Despite being out of medical school for more than a decade, I still go back to that first lesson to develop the notes that document the care that I provide. I often reject the standard template in order to tell my patient's story in the subjective. Despite the ease of documenting an exam in the EHR, I pause to make sure that I don't over-document what I didn't do or simply default and exam to normal. At the conclusion of the note, I try to capture what I am thinking both for the benefit of those taking care of the patient next, and for my own memory. My fear is to produce a note that has a lot of words, a few numbers thrown in for good measure, and numerous hyperlinks to all sorts of random and useless data which, in the end, says nothing of substance.

The ability to document so many things in the EHR is a blessing and a curse. Remember the days of chart reviews? Another physician would read your patients' charts to make sure you were doing the right thing. Now, this type of review is done primarily by the EHR itself. You may have written paragraphs about your conversation urging the patient to quit smoking, but if the right box isn't checked, you haven't done the counseling in the eyes of the computer. This type of chart review is a form of data mining that is increasingly tied to how we get paid. Not because the care we provide is poor, just that it is considered to be poorly documented.

I struggle with this. The office visit note is for the primary purpose of documenting the patient's care. Everything else is secondary. Yes, the documentation can be used to assure high-quality, high-value care. Yes, it can provide data to fill in an Excel spreadsheet or population health database. And yes, it helps insurers determine if they are getting what they are paying for. However, when the main purpose of the documentation is to provide data that is secondary to the patient sitting in your office receiving care, I hesitate.

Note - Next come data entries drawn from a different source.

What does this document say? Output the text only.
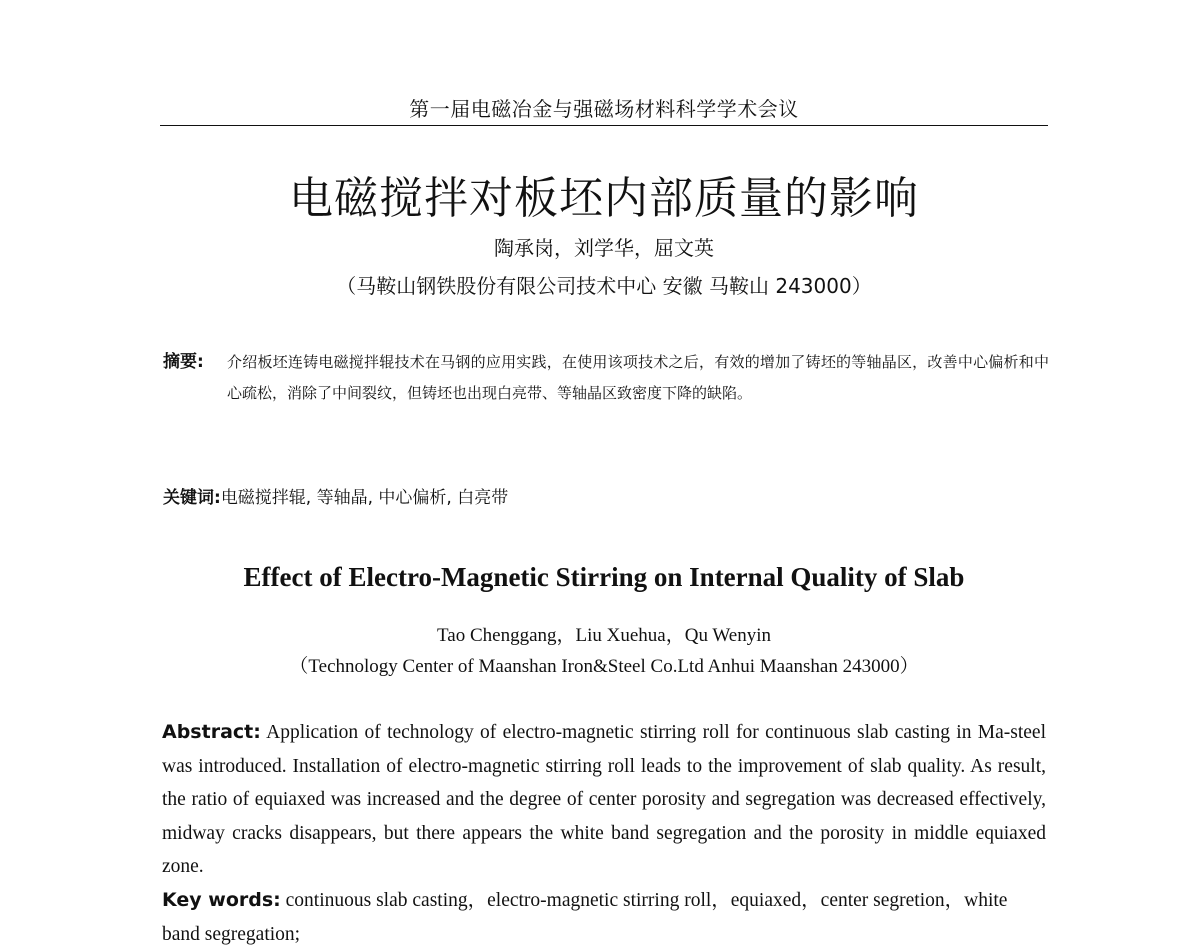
第一届电磁冶金与强磁场材料科学学术会议
电磁搅拌对板坯内部质量的影响
陶承岗，刘学华，屈文英
（马鞍山钢铁股份有限公司技术中心 安徽 马鞍山 243000）
摘要: 介绍板坯连铸电磁搅拌辊技术在马钢的应用实践，在使用该项技术之后，有效的增加了铸坯的等轴晶区，改善中心偏析和中心疏松，消除了中间裂纹，但铸坯也出现白亮带、等轴晶区致密度下降的缺陷。
关键词:电磁搅拌辊, 等轴晶, 中心偏析, 白亮带
Effect of Electro-Magnetic Stirring on Internal Quality of Slab
Tao Chenggang，Liu Xuehua，Qu Wenyin
（Technology Center of Maanshan Iron&Steel Co.Ltd Anhui Maanshan 243000）
Abstract: Application of technology of electro-magnetic stirring roll for continuous slab casting in Ma-steel was introduced. Installation of electro-magnetic stirring roll leads to the improvement of slab quality. As result, the ratio of equiaxed was increased and the degree of center porosity and segregation was decreased effectively, midway cracks disappears, but there appears the white band segregation and the porosity in middle equiaxed zone.
Key words: continuous slab casting，electro-magnetic stirring roll，equiaxed，center segretion，white band segregation;
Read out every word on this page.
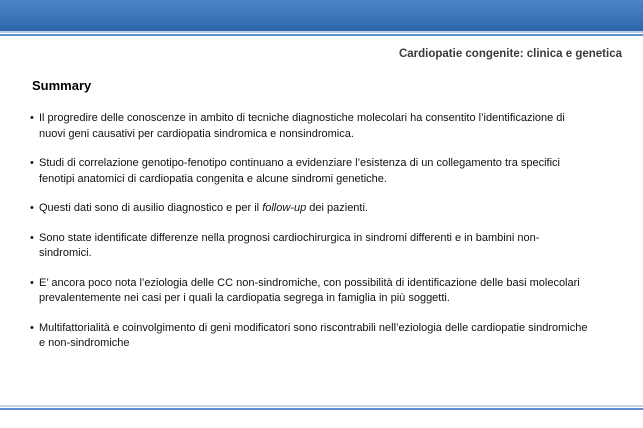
Cardiopatie congenite: clinica e genetica
Summary
• Il progredire delle conoscenze in ambito di tecniche diagnostiche molecolari ha consentito l’identificazione di nuovi geni causativi per cardiopatia sindromica e nonsindromica.
• Studi di correlazione genotipo-fenotipo continuano a evidenziare l’esistenza di un collegamento tra specifici fenotipi anatomici di cardiopatia congenita e alcune sindromi genetiche.
• Questi dati sono di ausilio diagnostico e per il follow-up dei pazienti.
• Sono state identificate differenze nella prognosi cardiochirurgica in sindromi differenti e in bambini non-sindromici.
• E’ ancora poco nota l’eziologia delle CC non-sindromiche, con possibilità di identificazione delle basi molecolari prevalentemente nei casi per i quali la cardiopatia segrega in famiglia in più soggetti.
• Multifattorialità e coinvolgimento di geni modificatori sono riscontrabili nell’eziologia delle cardiopatie sindromiche e non-sindromiche
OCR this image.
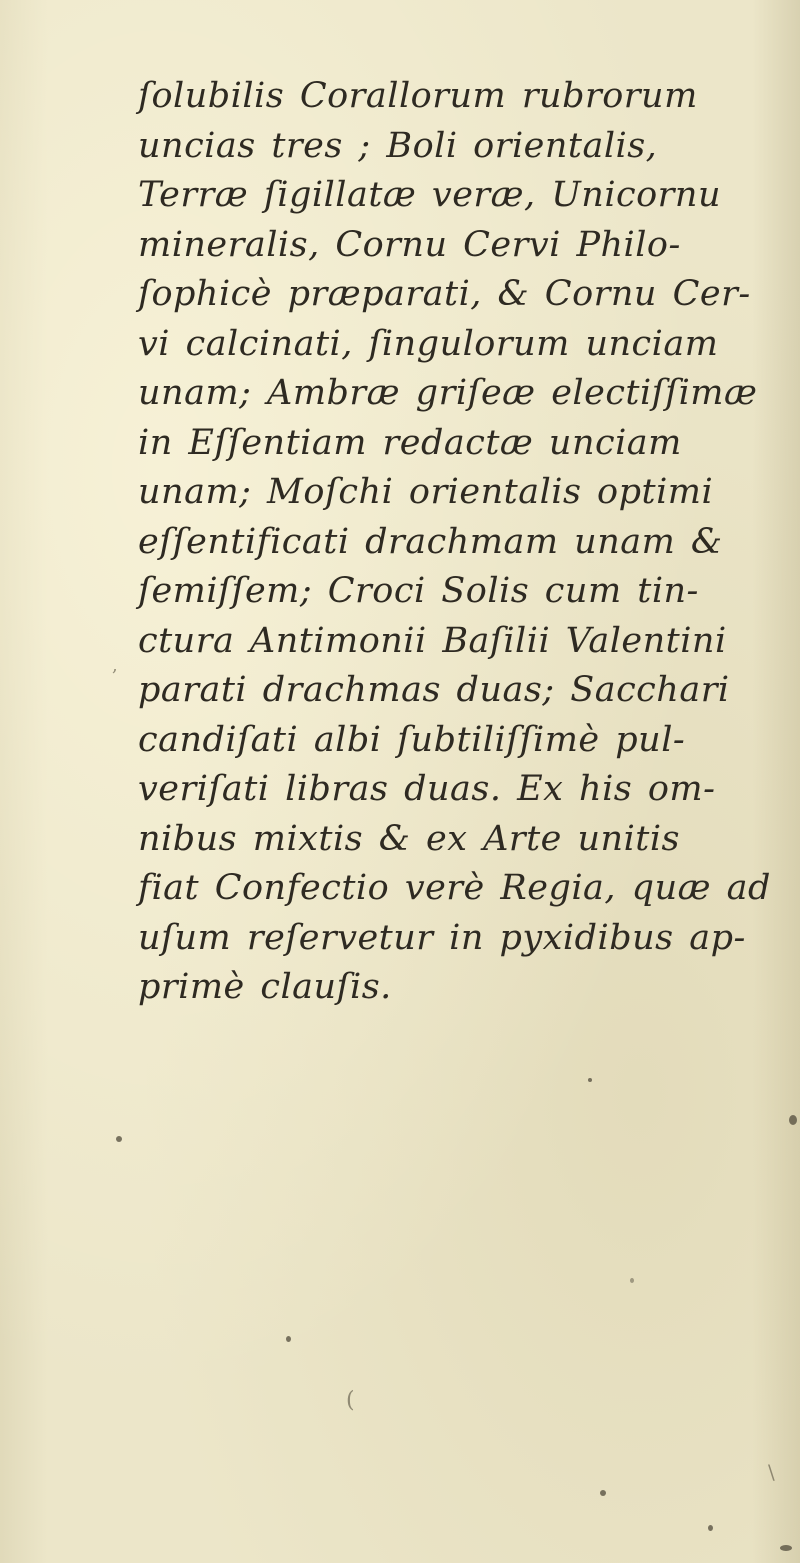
ſolubilis Corallorum rubrorum
uncias tres ; Boli orientalis,
Terræ ſigillatæ veræ, Unicornu
mineralis, Cornu Cervi Philo-
ſophicè præparati, & Cornu Cer-
vi calcinati, ſingulorum unciam
unam; Ambræ griſeæ electiſſimæ
in Eſſentiam redactæ unciam
unam; Moſchi orientalis optimi
eſſentificati drachmam unam &
ſemiſſem; Croci Solis cum tin-
ctura Antimonii Baſilii Valentini
parati drachmas duas; Sacchari
candiſati albi ſubtiliſſimè pul-
veriſati libras duas. Ex his om-
nibus mixtis & ex Arte unitis
fiat Confectio verè Regia, quæ ad
uſum reſervetur in pyxidibus ap-
primè clauſis.
(
,
\
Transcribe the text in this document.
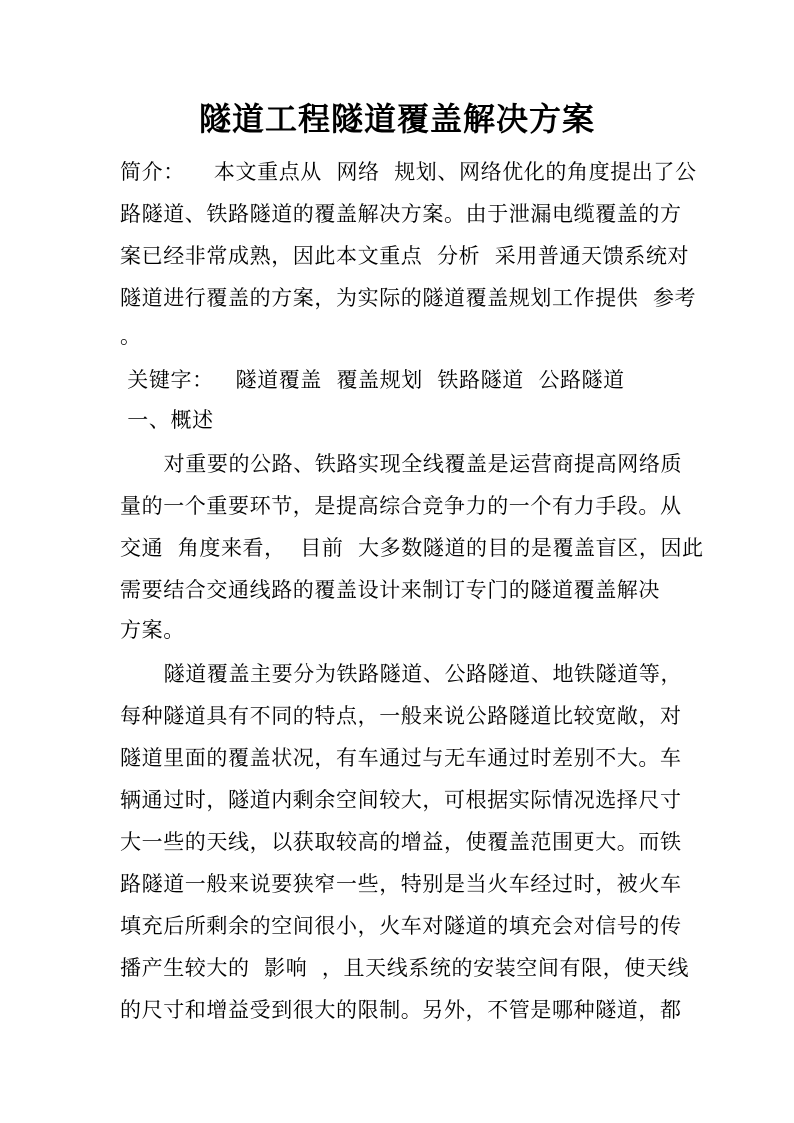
隧道工程隧道覆盖解决方案
简介：    本文重点从  网络  规划、网络优化的角度提出了公
路隧道、铁路隧道的覆盖解决方案。由于泄漏电缆覆盖的方
案已经非常成熟，因此本文重点  分析  采用普通天馈系统对
隧道进行覆盖的方案，为实际的隧道覆盖规划工作提供  参考
。
关键字：   隧道覆盖  覆盖规划  铁路隧道  公路隧道
一、概述
对重要的公路、铁路实现全线覆盖是运营商提高网络质
量的一个重要环节，是提高综合竞争力的一个有力手段。从
交通  角度来看，  目前  大多数隧道的目的是覆盖盲区，因此
需要结合交通线路的覆盖设计来制订专门的隧道覆盖解决
方案。
隧道覆盖主要分为铁路隧道、公路隧道、地铁隧道等，
每种隧道具有不同的特点，一般来说公路隧道比较宽敞，对
隧道里面的覆盖状况，有车通过与无车通过时差别不大。车
辆通过时，隧道内剩余空间较大，可根据实际情况选择尺寸
大一些的天线，以获取较高的增益，使覆盖范围更大。而铁
路隧道一般来说要狭窄一些，特别是当火车经过时，被火车
填充后所剩余的空间很小，火车对隧道的填充会对信号的传
播产生较大的  影响  ，且天线系统的安装空间有限，使天线
的尺寸和增益受到很大的限制。另外，不管是哪种隧道，都
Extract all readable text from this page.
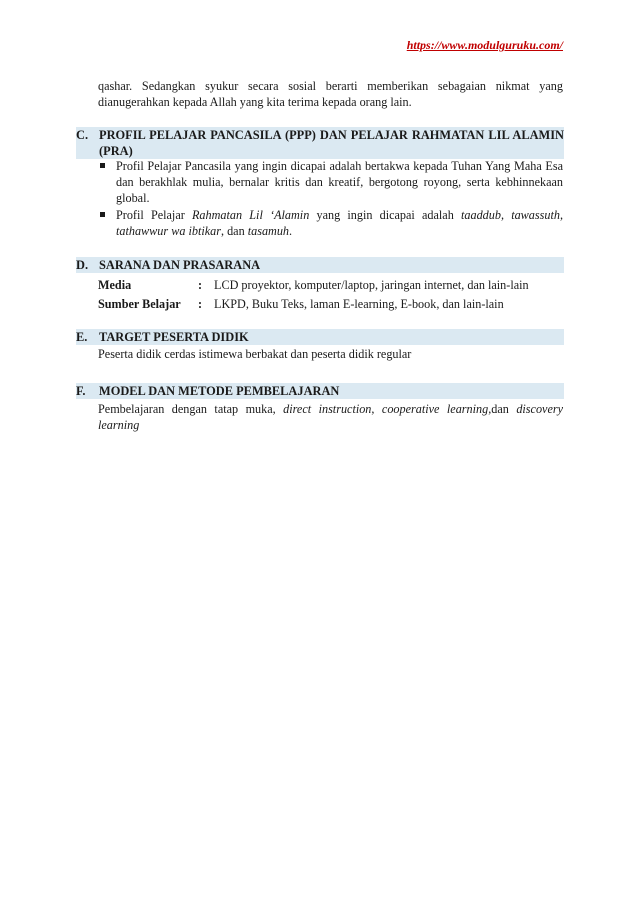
https://www.modulguruku.com/
qashar. Sedangkan syukur secara sosial berarti memberikan sebagaian nikmat yang dianugerahkan kepada Allah yang kita terima kepada orang lain.
C. PROFIL PELAJAR PANCASILA (PPP) DAN PELAJAR RAHMATAN LIL ALAMIN (PRA)
Profil Pelajar Pancasila yang ingin dicapai adalah bertakwa kepada Tuhan Yang Maha Esa dan berakhlak mulia, bernalar kritis dan kreatif, bergotong royong, serta kebhinnekaan global.
Profil Pelajar Rahmatan Lil ‘Alamin yang ingin dicapai adalah taaddub, tawassuth, tathawwur wa ibtikar, dan tasamuh.
D. SARANA DAN PRASARANA
Media	: LCD proyektor, komputer/laptop, jaringan internet, dan lain-lain
Sumber Belajar : LKPD, Buku Teks, laman E-learning, E-book, dan lain-lain
E. TARGET PESERTA DIDIK
Peserta didik cerdas istimewa berbakat dan peserta didik regular
F. MODEL DAN METODE PEMBELAJARAN
Pembelajaran dengan tatap muka, direct instruction, cooperative learning,dan discovery learning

The information available to us is amazing and overwhelming and frightening and vast. I can Google pretty much any topic and get more information in three seconds than it used to take in three hours (or days) to retrieve at the library. I love this convenience and think the best parts of it should be leveraged to provide top-notch healthcare. Yet, a big part of me longs for the days of a pen and paper when all I needed to worry about was getting enough documented that I could pick up where we last left off at the next visit.